Alasan Aghniny Haque Jatuh Hati pada Peran Seorang Ibu Tunawicara di Film Khadam

Aghniny Haque mengaku langsung jatuh hati setelah membaca naskah film Khadam.

oleh Nola VemilianaDiterbitkan 16 September 2026, 09:22 WIB
Aghniny Haque dalam Gala Premier Film Khadam di Jakarta, Senin (14/9/2026). (dok CBI Pictures)

Liputan6.com, Jakarta - Langganan bintangi film-film horor Tanah Air, Aghniny Haque kini perankan pemain utama di film horor dengan tajuk Khadam yang merupakan proyek kolaborasi antara dua negara serumpun, Malaysia dan Indonesia.

Aghniny yang berperan sebagai Melor sempat mempertanyakan mengapa dirinya yang dipilih untuk lakoni peran tersebut.

“Sebenarnya kayak film kadang datang secara tidak terduga. Dan aku juga nanya, kenapa ya mesti aku? Sebenarnya apa sih yang mau disampaikan sama script-nya?,” tuturnya dalam jumpa pers Gala Premier Film Khadam di CGV Grand Indonesia, Senin (14/9/2026).

Namun, ketika ia mulai membaca naskah dari film tersebut, ia jatuh hati. “Ketika pertama kali baca script-nya, saya benar-benar enggak bisa berhenti baca. Dari awal sampai akhir, lalu aku ulang lagi,” pungkasnya.

Ia mengatakan dirinya sangat tertarik dengan peran Melor yang terus berjuang untuk melindungi keluarganya meskipun dengan keterbatasan dalam berbicara.

“Aku benar-benar tertarik sama karakter Melor ini. Seorang ibu yang tunawicara, tapi dia juga ingin melindungi anak-anaknya dengan berbagai keterbatasannya,” katanya.

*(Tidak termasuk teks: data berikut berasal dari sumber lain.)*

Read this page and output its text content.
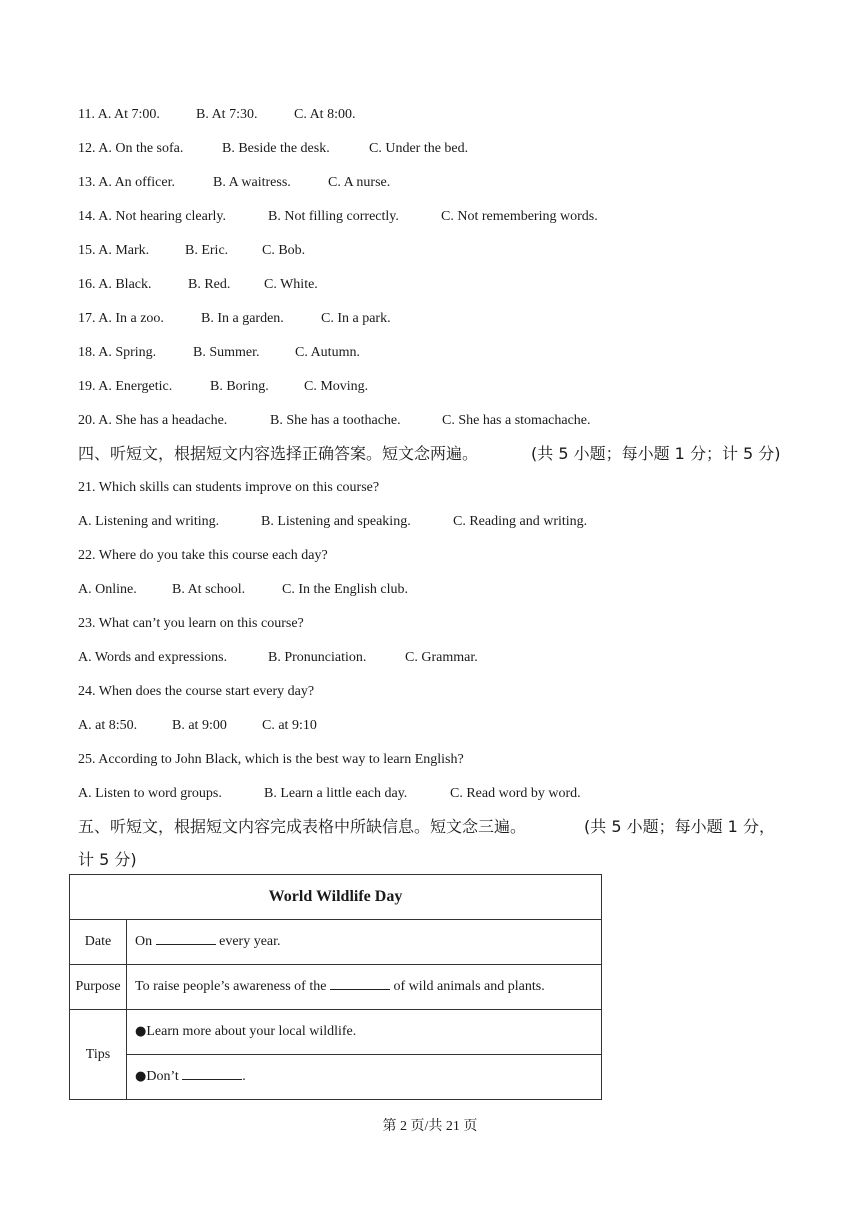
11. A. At 7:00.	B. At 7:30.	C. At 8:00.
12. A. On the sofa.	B. Beside the desk.	C. Under the bed.
13. A. An officer.	B. A waitress.	C. A nurse.
14. A. Not hearing clearly.	B. Not filling correctly.	C. Not remembering words.
15. A. Mark.	B. Eric. C. Bob.
16. A. Black.	B. Red. C. White.
17. A. In a zoo.	B. In a garden.	C. In a park.
18. A. Spring.	B. Summer.	C. Autumn.
19. A. Energetic.	B. Boring.	C. Moving.
20. A. She has a headache.	B. She has a toothache.	C. She has a stomachache.
四、听短文，根据短文内容选择正确答案。短文念两遍。	(共 5 小题；每小题 1 分；计 5 分)
21. Which skills can students improve on this course?
A. Listening and writing.	B. Listening and speaking.	C. Reading and writing.
22. Where do you take this course each day?
A. Online.	B. At school.	C. In the English club.
23. What can’t you learn on this course?
A. Words and expressions.	B. Pronunciation.	C. Grammar.
24. When does the course start every day?
A. at 8:50. B. at 9:00	C. at 9:10
25. According to John Black, which is the best way to learn English?
A. Listen to word groups.	B. Learn a little each day.	C. Read word by word.
五、听短文，根据短文内容完成表格中所缺信息。短文念三遍。	(共 5 小题；每小题 1 分，
计 5 分)
World Wildlife Day	
Date	On every year.
Purpose	To raise people’s awareness of the of wild animals and plants.
Tips	●Learn more about your local wildlife.
	●Don’t .
第 2 页/共 21 页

Proses Perankan Karakter Tunawicara

Aghniny Haque dalam Gala Premier Film Khadam di Jakarta, Senin (14/9/2026). (Liputan6.com/Nola Vemiliana)

Berperan sebagai seorang ibu yang memiliki keterbatasan dalam berbicara (tunawicara), ia menceritakan bagaimana proses dirinya memerankan karakter yang belum pernah ia lakoni sebelumnya. “Pertama, saya harus berani walaupun saya kehilangan satu indra saya,” ujarnya.

Mantan atlet taekwondo tersebut pun mengatakan dirinya banyak mengasah soal kelembutan untuk perannya yang harus menyampaikan percakapan dengan bahasa isyarat menggunakan tangan.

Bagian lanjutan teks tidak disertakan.